In the photo I do not have of him,
his face harbors mine
the way water holds a gaze for as long
as it will look. A face can be commanded:
turn and face me, my mother said
when my sister asked why my nose was different.
Why my hair was thin and dark.
Because it has to be, she said.
Because is what a mother says when one daughter
has a father and the other does not.
But a face can say because too.
Because of your nose, mine.
Because you did not look,
I look and look. Because you are
no one, you are anyone—
turned-away flesh of my flesh,
the endless possibility of you.
This is to be an eyeball: his eyeball:
now his quicksilver feet, now mallards swooping
for fists of bread as he tosses. When my brother calls,
it is not to say hello but to see hello. To show me
he is the fastest boy in first grade,
to hold my face on the screen in his erratic hand.
Together we scale the neighbor’s fence,
my face looking at me looking
at what he sees. Ready, set, go, he sprints us
through unmown fields, his thumb obscuring
the pinhole camera, my thumb face miniature,
stark against the deep black screen. To give
time a face, to time the face as it changes.
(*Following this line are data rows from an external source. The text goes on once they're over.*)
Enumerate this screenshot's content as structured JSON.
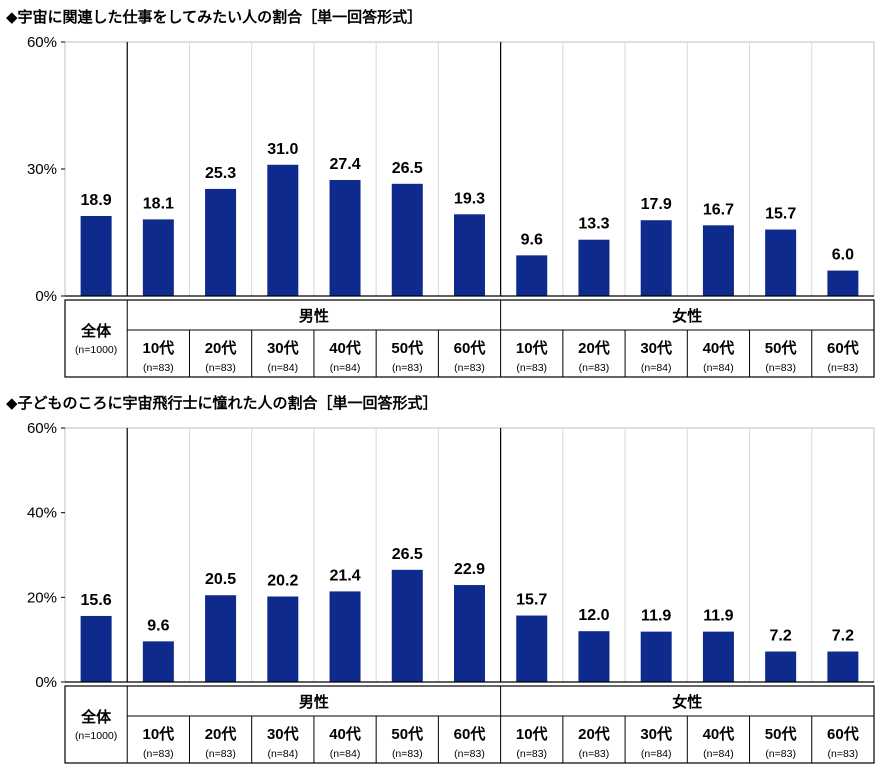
{
  "colors": {
    "bar": "#0d2a8c",
    "grid": "#d9d9d9",
    "axis": "#000000"
  },
  "charts": [
    {
      "title": "◆宇宙に関連した仕事をしてみたい人の割合［単一回答形式］",
      "chart_data": {
        "type": "bar",
        "categories": [
          "全体",
          "10代",
          "20代",
          "30代",
          "40代",
          "50代",
          "60代",
          "10代",
          "20代",
          "30代",
          "40代",
          "50代",
          "60代"
        ],
        "sample_sizes": [
          "(n=1000)",
          "(n=83)",
          "(n=83)",
          "(n=84)",
          "(n=84)",
          "(n=83)",
          "(n=83)",
          "(n=83)",
          "(n=83)",
          "(n=84)",
          "(n=84)",
          "(n=83)",
          "(n=83)"
        ],
        "groups": [
          {
            "label": "男性",
            "start": 1,
            "end": 6
          },
          {
            "label": "女性",
            "start": 7,
            "end": 12
          }
        ],
        "values": [
          18.9,
          18.1,
          25.3,
          31.0,
          27.4,
          26.5,
          19.3,
          9.6,
          13.3,
          17.9,
          16.7,
          15.7,
          6.0
        ],
        "value_labels": [
          "18.9",
          "18.1",
          "25.3",
          "31.0",
          "27.4",
          "26.5",
          "19.3",
          "9.6",
          "13.3",
          "17.9",
          "16.7",
          "15.7",
          "6.0"
        ],
        "yticks": [
          0,
          30,
          60
        ],
        "ytick_labels": [
          "0%",
          "30%",
          "60%"
        ],
        "ylim": [
          0,
          60
        ],
        "grid": true
      }
    },
    {
      "title": "◆子どものころに宇宙飛行士に憧れた人の割合［単一回答形式］",
      "chart_data": {
        "type": "bar",
        "categories": [
          "全体",
          "10代",
          "20代",
          "30代",
          "40代",
          "50代",
          "60代",
          "10代",
          "20代",
          "30代",
          "40代",
          "50代",
          "60代"
        ],
        "sample_sizes": [
          "(n=1000)",
          "(n=83)",
          "(n=83)",
          "(n=84)",
          "(n=84)",
          "(n=83)",
          "(n=83)",
          "(n=83)",
          "(n=83)",
          "(n=84)",
          "(n=84)",
          "(n=83)",
          "(n=83)"
        ],
        "groups": [
          {
            "label": "男性",
            "start": 1,
            "end": 6
          },
          {
            "label": "女性",
            "start": 7,
            "end": 12
          }
        ],
        "values": [
          15.6,
          9.6,
          20.5,
          20.2,
          21.4,
          26.5,
          22.9,
          15.7,
          12.0,
          11.9,
          11.9,
          7.2,
          7.2
        ],
        "value_labels": [
          "15.6",
          "9.6",
          "20.5",
          "20.2",
          "21.4",
          "26.5",
          "22.9",
          "15.7",
          "12.0",
          "11.9",
          "11.9",
          "7.2",
          "7.2"
        ],
        "yticks": [
          0,
          20,
          40,
          60
        ],
        "ytick_labels": [
          "0%",
          "20%",
          "40%",
          "60%"
        ],
        "ylim": [
          0,
          60
        ],
        "grid": true
      }
    }
  ]
}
He clamors toward what only he can see.
Soon he will lift his thumb. But for now
I wait in the threshold of who he is
and will be, his voice calling out
in the sweetness of his offering, to let me see,
to take me with him.
You are trailing somewhere behind me
on our walk, the first warm day of spring,
when I see it: heavy-lidded, unblinking
gape in the large faux eyes of a silk moth.
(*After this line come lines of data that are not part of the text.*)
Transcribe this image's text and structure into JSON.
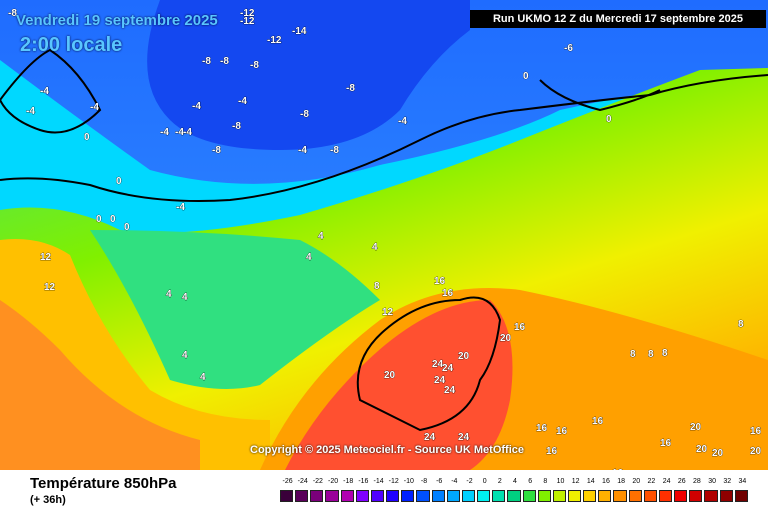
{
  "header": {
    "date": "Vendredi 19 septembre 2025",
    "time": "2:00 locale",
    "run": "Run UKMO 12 Z du Mercredi 17 septembre 2025"
  },
  "footer": {
    "copyright": "Copyright © 2025 Meteociel.fr - Source UK MetOffice",
    "title": "Température 850hPa",
    "subtitle": "(+ 36h)"
  },
  "scale": {
    "labels": [
      "-26",
      "-24",
      "-22",
      "-20",
      "-18",
      "-16",
      "-14",
      "-12",
      "-10",
      "-8",
      "-6",
      "-4",
      "-2",
      "0",
      "2",
      "4",
      "6",
      "8",
      "10",
      "12",
      "14",
      "16",
      "18",
      "20",
      "22",
      "24",
      "26",
      "28",
      "30",
      "32",
      "34"
    ],
    "colors": [
      "#3a003a",
      "#5a005a",
      "#7a007a",
      "#9a009a",
      "#b000b0",
      "#8000ff",
      "#5000ff",
      "#2000ff",
      "#0020ff",
      "#0050ff",
      "#0080ff",
      "#00a8ff",
      "#00d0ff",
      "#00f0f0",
      "#00e0b0",
      "#00d080",
      "#30e040",
      "#80f000",
      "#c0f000",
      "#f0f000",
      "#ffd000",
      "#ffb000",
      "#ff9000",
      "#ff7000",
      "#ff5000",
      "#ff3000",
      "#f00000",
      "#d00000",
      "#b00000",
      "#900000",
      "#700000"
    ]
  },
  "map": {
    "colors": {
      "ocean_deep": "#2a7cff",
      "cold_blue": "#00a8ff",
      "cyan": "#00d8ff",
      "green_cool": "#30e060",
      "green": "#80f000",
      "yellow": "#f0f000",
      "orange": "#ffb000",
      "red": "#ff5a30",
      "land_outline": "#000000"
    },
    "labels": [
      "-8",
      "-12",
      "-12",
      "-14",
      "-12",
      "-8",
      "-8",
      "-8",
      "-8",
      "-8",
      "-8",
      "-8",
      "-8",
      "-6",
      "-4",
      "-4",
      "-4",
      "-4",
      "-4",
      "-4",
      "-4",
      "-4",
      "-4",
      "-4",
      "-4",
      "0",
      "0",
      "0",
      "0",
      "0",
      "0",
      "0",
      "4",
      "4",
      "4",
      "4",
      "4",
      "4",
      "4",
      "8",
      "8",
      "8",
      "8",
      "8",
      "12",
      "12",
      "12",
      "16",
      "16",
      "16",
      "16",
      "16",
      "16",
      "16",
      "16",
      "16",
      "16",
      "20",
      "20",
      "20",
      "20",
      "20",
      "20",
      "20",
      "24",
      "24",
      "24",
      "24",
      "24",
      "24"
    ]
  }
}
So darkly ringed. Brash, I think.
She is a woman who wants to be seen,
orbited by each face in a crowded room.
But how her hairstrand legs graze
invisibly the sweetgum bark—
her cryptic wings would keep me
from them, would tell me where
to look. No, not brash—her real gaze
is a secret. Even now, you crash
through the buttonweed and bluebonnets
toward me, in love, as I am
with the eyespot world. What is it
to be too touched, too seen? Look,
her cosmetic eyes brood, don’t look.